Fed’s Kashkari Says Strong Jobs Data Show Need For More Hikes

“I haven’t seen anything yet to lower my rate path.”

Neel Kashkari, president and chief executive officer of the Federal Reserve Bank of Minneapolis.
Neel Kashkari, president and chief executive officer of the Federal Reserve Bank of Minneapolis.

Federal Reserve Bank of Minneapolis President Neel Kashkari said January’s strong labor-market report shows the US central bank needs to keep raising interest rates.

“Right now I’m still at around 5.4%,” Kashkari told CNBC in an interview Tuesday, referring to his forecast for how high rates need to go to bridle inflation. “If I had to pick a number today, I’d be where I was in December.”

The FOMC raised its benchmark rate by a quarter percentage point to a range of 4.5% to 4.75% last week. The smaller move followed a half-point increase in December and four jumbo-sized 75 basis-point hikes prior to that.

Officials in December projected they would raise rates to 5.1% in 2023, according to their median projection, and stay on hold through the year.

“No one should overreact to one report,” Kashkari said. “But the underlying strength of the services sector of the economy is still very robust and that’s where I think a lot of us are focusing our attention.”

Employers added 517,000 new jobs last month while the unemployment rate fell to 3.4%, the lowest since May 1969.

Kashkari, a voter this year on the policy-setting Federal Open Market Committee, has emerged in recent months as one of the more hawkish officials at the central bank as it fights high inflation.

“I too was surprised by the big jobs number. It tells me that so far we’re not seeing much of an imprint of our tightening to date on the labor market,” he said. “There’s some evidence it’s having some effect but it’s pretty muted so far. I haven’t seen anything yet to lower my rate path.”
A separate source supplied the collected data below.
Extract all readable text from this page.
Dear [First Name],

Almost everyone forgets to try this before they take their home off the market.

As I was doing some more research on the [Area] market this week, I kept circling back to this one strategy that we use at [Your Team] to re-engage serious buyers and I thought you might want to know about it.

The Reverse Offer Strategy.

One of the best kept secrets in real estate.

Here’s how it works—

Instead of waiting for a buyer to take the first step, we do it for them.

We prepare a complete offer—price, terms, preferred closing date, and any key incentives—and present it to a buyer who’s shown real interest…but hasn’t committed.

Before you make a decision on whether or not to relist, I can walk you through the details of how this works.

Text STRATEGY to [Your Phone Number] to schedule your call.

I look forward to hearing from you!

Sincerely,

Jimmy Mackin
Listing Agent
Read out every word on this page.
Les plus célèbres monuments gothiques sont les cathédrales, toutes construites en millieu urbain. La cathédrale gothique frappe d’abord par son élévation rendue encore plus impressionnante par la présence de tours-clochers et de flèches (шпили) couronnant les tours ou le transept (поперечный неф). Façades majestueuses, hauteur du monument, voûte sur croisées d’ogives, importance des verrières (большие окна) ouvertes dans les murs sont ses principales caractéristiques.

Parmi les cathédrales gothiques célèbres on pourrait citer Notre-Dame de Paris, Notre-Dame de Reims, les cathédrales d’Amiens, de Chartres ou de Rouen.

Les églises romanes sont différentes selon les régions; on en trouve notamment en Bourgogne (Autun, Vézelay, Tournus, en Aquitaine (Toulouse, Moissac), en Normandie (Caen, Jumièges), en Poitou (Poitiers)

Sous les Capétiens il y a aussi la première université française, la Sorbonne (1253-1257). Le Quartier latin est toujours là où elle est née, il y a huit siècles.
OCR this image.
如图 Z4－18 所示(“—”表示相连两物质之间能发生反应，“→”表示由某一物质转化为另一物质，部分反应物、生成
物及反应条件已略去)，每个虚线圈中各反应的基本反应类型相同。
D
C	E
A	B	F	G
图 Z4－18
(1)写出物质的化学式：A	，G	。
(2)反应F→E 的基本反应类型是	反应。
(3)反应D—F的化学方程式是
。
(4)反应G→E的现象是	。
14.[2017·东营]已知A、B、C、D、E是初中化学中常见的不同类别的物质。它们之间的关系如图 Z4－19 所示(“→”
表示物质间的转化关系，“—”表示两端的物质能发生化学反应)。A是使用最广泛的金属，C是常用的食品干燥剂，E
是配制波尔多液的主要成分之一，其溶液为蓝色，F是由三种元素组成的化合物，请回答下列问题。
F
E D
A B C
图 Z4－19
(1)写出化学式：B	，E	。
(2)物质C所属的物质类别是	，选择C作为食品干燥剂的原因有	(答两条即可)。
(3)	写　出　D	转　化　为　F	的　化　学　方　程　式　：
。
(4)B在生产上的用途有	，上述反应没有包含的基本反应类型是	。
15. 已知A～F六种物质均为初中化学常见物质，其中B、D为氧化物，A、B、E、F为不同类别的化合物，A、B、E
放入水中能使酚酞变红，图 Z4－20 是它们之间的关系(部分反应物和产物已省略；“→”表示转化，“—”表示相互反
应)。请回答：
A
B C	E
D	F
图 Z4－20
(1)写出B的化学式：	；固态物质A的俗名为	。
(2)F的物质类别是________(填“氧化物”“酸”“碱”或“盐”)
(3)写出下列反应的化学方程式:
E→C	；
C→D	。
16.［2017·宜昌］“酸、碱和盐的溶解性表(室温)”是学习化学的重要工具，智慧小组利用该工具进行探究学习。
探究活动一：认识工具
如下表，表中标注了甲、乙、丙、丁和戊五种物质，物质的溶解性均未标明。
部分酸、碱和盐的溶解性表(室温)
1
“We need to raise rates aggressively to put a ceiling on inflation, then let monetary policy work its way through the economy,” he said. “ We can always back off so we’re having to let inflation guide policy rather than our models guide policy.”

Atalanta Fed President Raphael Bostic, speaking in an interview with Bloomberg News on Monday, said that the strong payroll report could suggest the need for rates to peak at higher levels and policymakers would be studying the data to see if the January numbers were an anomaly.

Investors have lifted where they see rates peaking this year and are now in line with that projection following a much stronger-than-expected January employment report.

Chair Jerome Powell, speaking to reporters on Feb. 1 after the conclusion of the Fed’s meeting, said officials expect to deliver a “couple” more interest-rate increases before putting their aggressive tightening campaign on hold. 

He has a chance to reinforce his message in the aftermath of the red-hot jobs print when he speaks again at 12:40 p.m. on Tuesday in Washington.

(Updates with more comment from Kashkari in fifth paragraph.)